In a new analysis, scientists looked for a unique fingerprint in the urine of people with PROCHOB. They found that a protein called myoglobin, when measured against creatinine in a urine sample, appears to be a strong signal for this specific disease. The test seemed to clearly separate PROCHOB from other conditions that also cause moderate protein loss, like Dent disease, and myoglobin levels were normal in healthy people.

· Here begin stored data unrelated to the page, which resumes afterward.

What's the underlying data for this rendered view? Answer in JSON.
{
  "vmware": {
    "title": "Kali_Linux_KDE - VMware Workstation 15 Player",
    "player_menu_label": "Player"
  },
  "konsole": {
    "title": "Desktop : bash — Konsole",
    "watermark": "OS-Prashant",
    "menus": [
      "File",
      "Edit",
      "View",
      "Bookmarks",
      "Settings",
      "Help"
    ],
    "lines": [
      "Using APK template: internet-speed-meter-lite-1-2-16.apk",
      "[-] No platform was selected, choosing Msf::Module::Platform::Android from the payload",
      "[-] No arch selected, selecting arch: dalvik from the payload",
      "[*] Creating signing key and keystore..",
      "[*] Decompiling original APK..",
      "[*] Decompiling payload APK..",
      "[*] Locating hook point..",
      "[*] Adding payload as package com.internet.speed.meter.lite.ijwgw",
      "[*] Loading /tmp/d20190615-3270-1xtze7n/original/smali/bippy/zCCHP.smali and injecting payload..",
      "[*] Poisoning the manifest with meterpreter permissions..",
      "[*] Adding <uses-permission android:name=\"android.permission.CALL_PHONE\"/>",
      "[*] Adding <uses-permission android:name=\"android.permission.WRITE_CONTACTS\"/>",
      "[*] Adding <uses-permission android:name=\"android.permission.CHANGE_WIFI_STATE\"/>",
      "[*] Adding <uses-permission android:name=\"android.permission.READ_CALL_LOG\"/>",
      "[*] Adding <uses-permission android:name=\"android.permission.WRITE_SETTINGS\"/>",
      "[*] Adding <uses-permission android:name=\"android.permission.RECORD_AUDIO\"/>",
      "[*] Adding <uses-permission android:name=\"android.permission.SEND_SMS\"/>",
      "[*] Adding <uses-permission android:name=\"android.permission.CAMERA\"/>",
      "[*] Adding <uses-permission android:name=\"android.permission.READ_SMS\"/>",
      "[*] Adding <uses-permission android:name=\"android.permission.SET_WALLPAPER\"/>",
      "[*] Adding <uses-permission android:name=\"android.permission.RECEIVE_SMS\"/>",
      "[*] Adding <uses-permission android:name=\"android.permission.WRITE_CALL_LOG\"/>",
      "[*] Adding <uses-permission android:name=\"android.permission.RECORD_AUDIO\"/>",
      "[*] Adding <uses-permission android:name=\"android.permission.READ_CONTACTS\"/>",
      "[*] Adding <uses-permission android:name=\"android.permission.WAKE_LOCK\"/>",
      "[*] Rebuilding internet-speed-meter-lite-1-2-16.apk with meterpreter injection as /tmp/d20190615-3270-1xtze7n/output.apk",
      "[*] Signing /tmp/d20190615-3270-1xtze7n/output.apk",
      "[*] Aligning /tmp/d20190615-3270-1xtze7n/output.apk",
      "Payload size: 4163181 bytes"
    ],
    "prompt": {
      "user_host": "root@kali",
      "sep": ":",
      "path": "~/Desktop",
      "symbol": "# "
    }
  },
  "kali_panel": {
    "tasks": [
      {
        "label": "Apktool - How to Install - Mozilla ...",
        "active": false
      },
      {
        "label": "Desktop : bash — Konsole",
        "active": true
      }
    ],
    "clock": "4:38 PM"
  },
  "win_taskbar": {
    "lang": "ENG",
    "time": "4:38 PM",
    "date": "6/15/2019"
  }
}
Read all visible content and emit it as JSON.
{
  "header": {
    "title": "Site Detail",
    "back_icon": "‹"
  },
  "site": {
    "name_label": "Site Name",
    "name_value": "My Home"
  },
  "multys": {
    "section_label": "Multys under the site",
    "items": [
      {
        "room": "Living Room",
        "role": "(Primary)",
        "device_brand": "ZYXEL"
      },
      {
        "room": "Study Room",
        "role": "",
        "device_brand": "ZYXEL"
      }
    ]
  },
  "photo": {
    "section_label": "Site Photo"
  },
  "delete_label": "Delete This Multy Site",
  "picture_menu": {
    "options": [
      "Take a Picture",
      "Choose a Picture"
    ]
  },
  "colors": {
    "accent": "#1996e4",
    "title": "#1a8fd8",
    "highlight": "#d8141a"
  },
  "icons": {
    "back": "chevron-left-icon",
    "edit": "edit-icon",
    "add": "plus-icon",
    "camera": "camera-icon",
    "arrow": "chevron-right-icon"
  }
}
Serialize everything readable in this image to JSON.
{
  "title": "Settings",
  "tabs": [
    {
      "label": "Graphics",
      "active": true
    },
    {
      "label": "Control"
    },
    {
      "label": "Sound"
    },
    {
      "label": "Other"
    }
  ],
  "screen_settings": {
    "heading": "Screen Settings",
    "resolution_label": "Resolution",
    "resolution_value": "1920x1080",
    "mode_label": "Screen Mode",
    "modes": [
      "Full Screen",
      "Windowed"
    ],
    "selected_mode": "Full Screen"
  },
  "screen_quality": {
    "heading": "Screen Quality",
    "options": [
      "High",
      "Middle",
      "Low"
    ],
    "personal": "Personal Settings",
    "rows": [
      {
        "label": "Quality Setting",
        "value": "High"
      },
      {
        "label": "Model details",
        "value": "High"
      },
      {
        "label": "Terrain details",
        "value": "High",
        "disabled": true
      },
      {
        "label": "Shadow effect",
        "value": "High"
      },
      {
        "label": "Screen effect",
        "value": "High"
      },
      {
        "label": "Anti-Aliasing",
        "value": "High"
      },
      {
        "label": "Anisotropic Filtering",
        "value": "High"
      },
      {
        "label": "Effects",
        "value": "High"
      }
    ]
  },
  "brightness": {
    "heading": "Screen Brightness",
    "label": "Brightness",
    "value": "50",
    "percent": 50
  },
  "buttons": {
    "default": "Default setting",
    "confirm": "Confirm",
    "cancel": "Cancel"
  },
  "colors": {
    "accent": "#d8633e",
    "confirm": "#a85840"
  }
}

This points toward a potential future where a simple urine test could guide doctors to order the right genetic test for CUBN variants much faster. However, it's important to note this is a discovery study. The research summary does not report how many people were involved, the precise strength of the test's accuracy, or key statistical measures. More validation is needed to understand how well this biomarker would work in everyday clinical practice.

What this means for you:
A urine protein may help identify a rare kidney disease, but the finding needs more validation.

Study Details

EvidenceLevel 5
PublishedApr 2026
View Original Abstract ↓
Chronic benign proteinuria (PROCHOB), caused by biallelic pathogenic variants in CUBN, presents in childhood as isolated, asymptomatic tubular proteinuria with preserved long-term kidney function. Because its clinical presentation closely mimics early stage glomerular diseases with moderate proteinuria and without increased urinary {beta}2-microglobulin (uBMG) and 1-microglobulin, numerous patients undergo unnecessary kidney biopsies and receive angiotensin-converting enzyme inhibitors or angiotensin II receptor blockers before genetic testing is considered. Using high-throughput aptamer-based urinary proteomics (SomaScan(R)), we identified urinary myoglobin as a disease-specific biomarker for PROCHOB. We developed and confirmed a diagnostic approach in which the urinary myoglobin-to-creatinine (uMB/Cr) ratio robustly distinguishes PROCHOB from other moderate glomerular proteinuric kidney diseases. Although certain cases of Dent disease causing megalin dysfunction exhibit increased urinary myoglobin levels, PROCHOB and Dent disease can be clearly distinguished based on the uBMG-to creatinine ratio. This biomarker reflects impaired proximal tubular protein reabsorption because of cubilin dysfunction and remains normal in healthy individuals or those with typical glomerular diseases with moderate proteinuria. Our findings establish a noninvasive diagnostic tool for PROCHOB that prompts targeted genetic testing for CUBN variants using the uMB/Cr and urinary uBMG-to-creatinine ratios. This strategy has the potential to transform the clinical diagnostic pathway for isolated proteinuria.